Crate tree_edit_distance[][src]

Expand description

Overview

This crate provides an implementation of a recursive generalized version of the Levenshtein distance for arbitrary sequences that finds the smallest possible diff between two trees, according to a user-defined measure for the cost of inserting and removing nodes.

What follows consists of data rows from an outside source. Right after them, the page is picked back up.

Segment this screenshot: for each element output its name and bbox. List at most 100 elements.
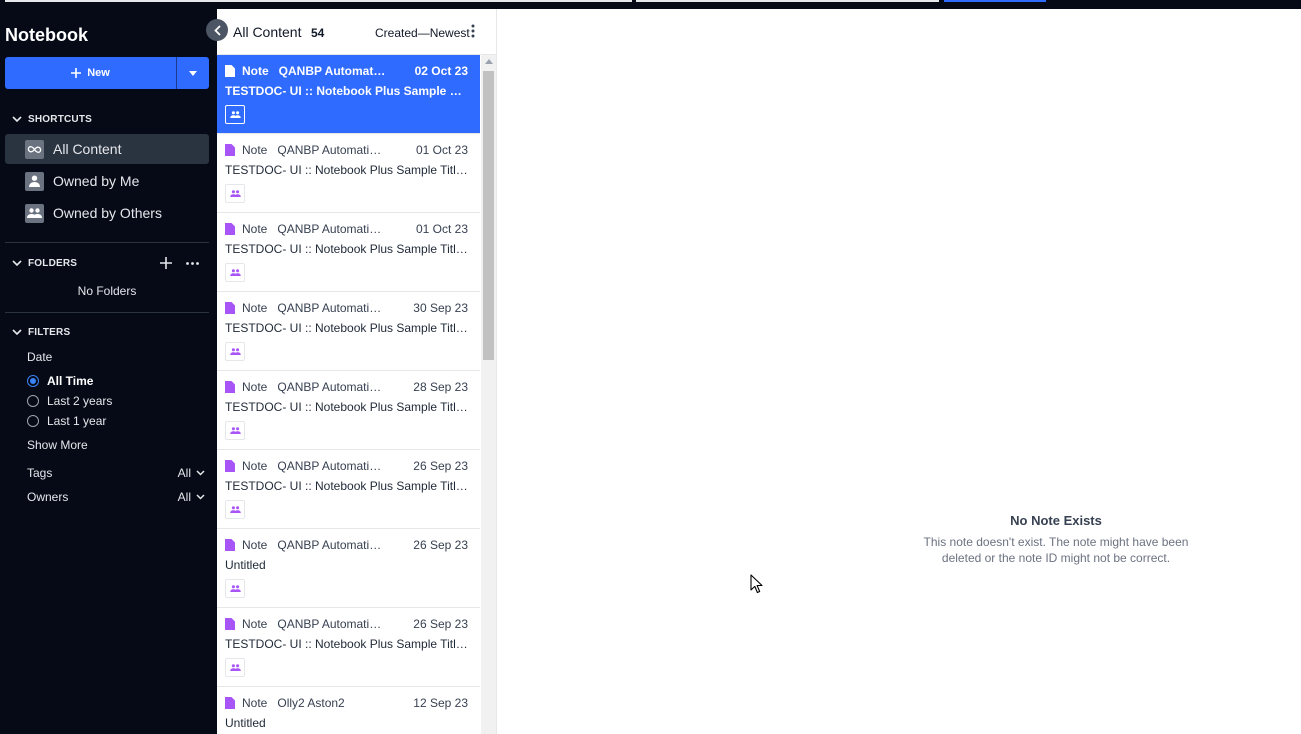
new-dropdown-button[interactable] (177, 57, 209, 89)
people-icon (229, 585, 241, 592)
tags-dropdown[interactable]: All (178, 466, 205, 480)
note-icon (225, 460, 235, 472)
shared-badge (225, 342, 245, 361)
note-meta: Note QANBP Automation User 30 Sep 23 (225, 301, 468, 315)
folder-actions (160, 257, 199, 269)
note-meta: Note Olly2 Aston2 12 Sep 23 (225, 696, 468, 710)
collapse-sidebar-button[interactable] (206, 19, 228, 41)
content-list-panel: All Content 54 Created—Newest Note QANBP… (217, 9, 497, 734)
date-option-last-2-years[interactable]: Last 2 years (27, 394, 112, 408)
scroll-up-arrow-icon[interactable] (485, 59, 493, 64)
note-title: Untitled (225, 716, 266, 730)
note-row[interactable]: Note QANBP Automation User 02 Oct 23 TES… (217, 55, 480, 134)
radio[interactable] (27, 395, 39, 407)
shortcuts-section-toggle[interactable]: SHORTCUTS (12, 114, 92, 125)
date-option-all-time[interactable]: All Time (27, 374, 93, 388)
radio[interactable] (27, 415, 39, 427)
note-type: Note (242, 617, 268, 631)
note-row[interactable]: Note QANBP Automation User 26 Sep 23 TES… (217, 608, 480, 687)
note-type: Note (242, 459, 268, 473)
add-folder-icon[interactable] (160, 257, 172, 269)
chevron-down-icon (12, 116, 22, 123)
note-row[interactable]: Note QANBP Automation User 30 Sep 23 TES… (217, 292, 480, 371)
note-icon (225, 302, 235, 314)
note-type: Note (242, 143, 268, 157)
shortcut-all-content[interactable]: All Content (5, 134, 209, 164)
shortcuts-heading: SHORTCUTS (28, 114, 93, 125)
shared-badge (225, 184, 245, 203)
shared-badge (225, 500, 245, 519)
note-type: Note (242, 222, 268, 236)
scroll-thumb[interactable] (483, 71, 494, 360)
note-list: Note QANBP Automation User 02 Oct 23 TES… (217, 55, 480, 734)
note-date: 30 Sep 23 (413, 301, 468, 315)
date-option-last-1-year[interactable]: Last 1 year (27, 414, 106, 428)
note-title: Untitled (225, 558, 266, 572)
top-bar-segment-active (944, 0, 1046, 2)
note-icon (225, 381, 235, 393)
note-row[interactable]: Note QANBP Automation User 26 Sep 23 TES… (217, 450, 480, 529)
tags-value: All (177, 466, 191, 480)
note-meta: Note QANBP Automation User 01 Oct 23 (225, 222, 468, 236)
people-icon (229, 111, 241, 118)
caret-down-icon (189, 70, 197, 76)
sort-dropdown[interactable]: Created—Newest (375, 26, 470, 40)
note-row[interactable]: Note Olly2 Aston2 12 Sep 23 Untitled (217, 687, 480, 734)
empty-state: No Note Exists This note doesn't exist. … (906, 513, 1206, 566)
filters-heading: FILTERS (28, 327, 71, 338)
chevron-down-icon (12, 260, 22, 267)
note-meta: Note QANBP Automation User 01 Oct 23 (225, 143, 468, 157)
shortcut-owned-by-me[interactable]: Owned by Me (5, 166, 209, 196)
filters-section-toggle[interactable]: FILTERS (12, 327, 70, 338)
note-title: TESTDOC- UI :: Notebook Plus Sample Titl… (225, 637, 468, 651)
note-type: Note (242, 64, 269, 78)
date-filter-label: Date (27, 350, 53, 364)
owners-dropdown[interactable]: All (178, 490, 205, 504)
note-title: TESTDOC- UI :: Notebook Plus Sample Titl… (225, 84, 468, 98)
radio-selected[interactable] (27, 375, 39, 387)
shortcut-owned-by-others[interactable]: Owned by Others (5, 198, 209, 228)
note-row[interactable]: Note QANBP Automation User 01 Oct 23 TES… (217, 134, 480, 213)
new-button-group: New (5, 57, 209, 89)
app-title: Notebook (5, 25, 88, 45)
note-icon (225, 618, 235, 630)
folders-section-toggle[interactable]: FOLDERS (12, 258, 77, 269)
note-owner: QANBP Automation User (277, 459, 387, 473)
person-icon (25, 171, 44, 191)
date-option-label: Last 2 years (47, 394, 113, 408)
owners-filter[interactable]: Owners All (27, 490, 205, 504)
shared-badge (225, 421, 245, 440)
note-type: Note (242, 301, 268, 315)
shortcut-label: Owned by Me (53, 173, 140, 189)
note-owner: QANBP Automation User (277, 301, 387, 315)
note-owner: QANBP Automation User (277, 538, 387, 552)
note-meta: Note QANBP Automation User 02 Oct 23 (225, 64, 468, 78)
chevron-left-icon (213, 24, 221, 36)
note-icon (225, 697, 235, 709)
list-title: All Content (233, 24, 302, 40)
more-horizontal-icon[interactable] (186, 261, 199, 265)
sidebar-divider (5, 242, 209, 243)
sidebar-divider (5, 312, 209, 313)
note-date: 01 Oct 23 (415, 222, 468, 236)
people-icon (25, 203, 44, 223)
mouse-cursor-icon (750, 574, 763, 594)
new-button[interactable]: New (5, 57, 176, 89)
owners-label: Owners (27, 490, 69, 504)
note-row[interactable]: Note QANBP Automation User 01 Oct 23 TES… (217, 213, 480, 292)
people-icon (229, 664, 241, 671)
tags-filter[interactable]: Tags All (27, 466, 205, 480)
note-owner: QANBP Automation User (277, 222, 387, 236)
note-icon (225, 65, 235, 77)
more-vertical-icon[interactable] (471, 24, 475, 38)
shortcut-label: All Content (53, 141, 122, 157)
note-owner: QANBP Automation User (278, 64, 389, 78)
note-row[interactable]: Note QANBP Automation User 28 Sep 23 TES… (217, 371, 480, 450)
top-bar-segment (5, 0, 632, 2)
note-row[interactable]: Note QANBP Automation User 26 Sep 23 Unt… (217, 529, 480, 608)
note-type: Note (242, 380, 268, 394)
list-scrollbar[interactable] (481, 55, 496, 734)
show-more-link[interactable]: Show More (27, 438, 88, 452)
new-button-label: New (87, 67, 110, 79)
note-date: 28 Sep 23 (413, 380, 468, 394)
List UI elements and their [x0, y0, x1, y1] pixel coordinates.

The smallest possible diff is defined by the the lowest cost sequence of edits that transforms one tree into the other.

Example

use tree_edit_distance::{Edit, diff, Node};
use std::mem::{discriminant, Discriminant};

enum Json {
    Null,
    Bool(bool),
    Number(f64),
    String(String),
    Array(Vec<Json>),
    Map(Vec<(String, Json)>),
}

impl<'n> Node<'n> for Json {
    type Kind = Discriminant<Json>;
    fn kind(&self) -> Self::Kind {
        discriminant(self)
    }

    type Weight = u64;
    fn weight(&self) -> Self::Weight {
        1
    }

    type Child = &'n Self;
    type Children = Box<[Self::Child]>;
    fn children(&'n self) -> Self::Children {
        match self {
            Json::Array(a) => a.iter().collect(),
            Json::Map(m) => m.iter().map(|(_, v)| v).collect(),
            _ => Box::default(),
        }
    }
}

macro_rules! json {
    ($( $tokens:tt )*) => {
        // ...
    };
}

let john = json! {
    "name": "John Doe",
    "age": 43,
    "phones": [
        "+44 1234567",
        "+44 2345678"
    ]
};

let jane = json! {
    "name": "Jane Doe",
    "maiden name": "Smith",
    "age": 40,
    "phones": [
        "+44 7654321",
    ]
};

let (edits, cost) = diff(&john, &jane);

assert_eq!(cost, 2);

assert_eq!(&*edits, &[
    Edit::Replace(Box::new([
        Edit::Replace(Box::default()),      // "name"
        Edit::Insert,                       // "maiden name"
        Edit::Replace(Box::default()),      // "age"
        Edit::Replace(Box::new([            // "phones"
            Edit::Replace(Box::default()),
            Edit::Remove
        ])),
    ]))
]);

Enums

A single operation between two Nodes.

Traits

An abstraction for a generic tree.

Functions

Finds the lowest cost sequence of Edits that transforms one tree of Nodes into the other.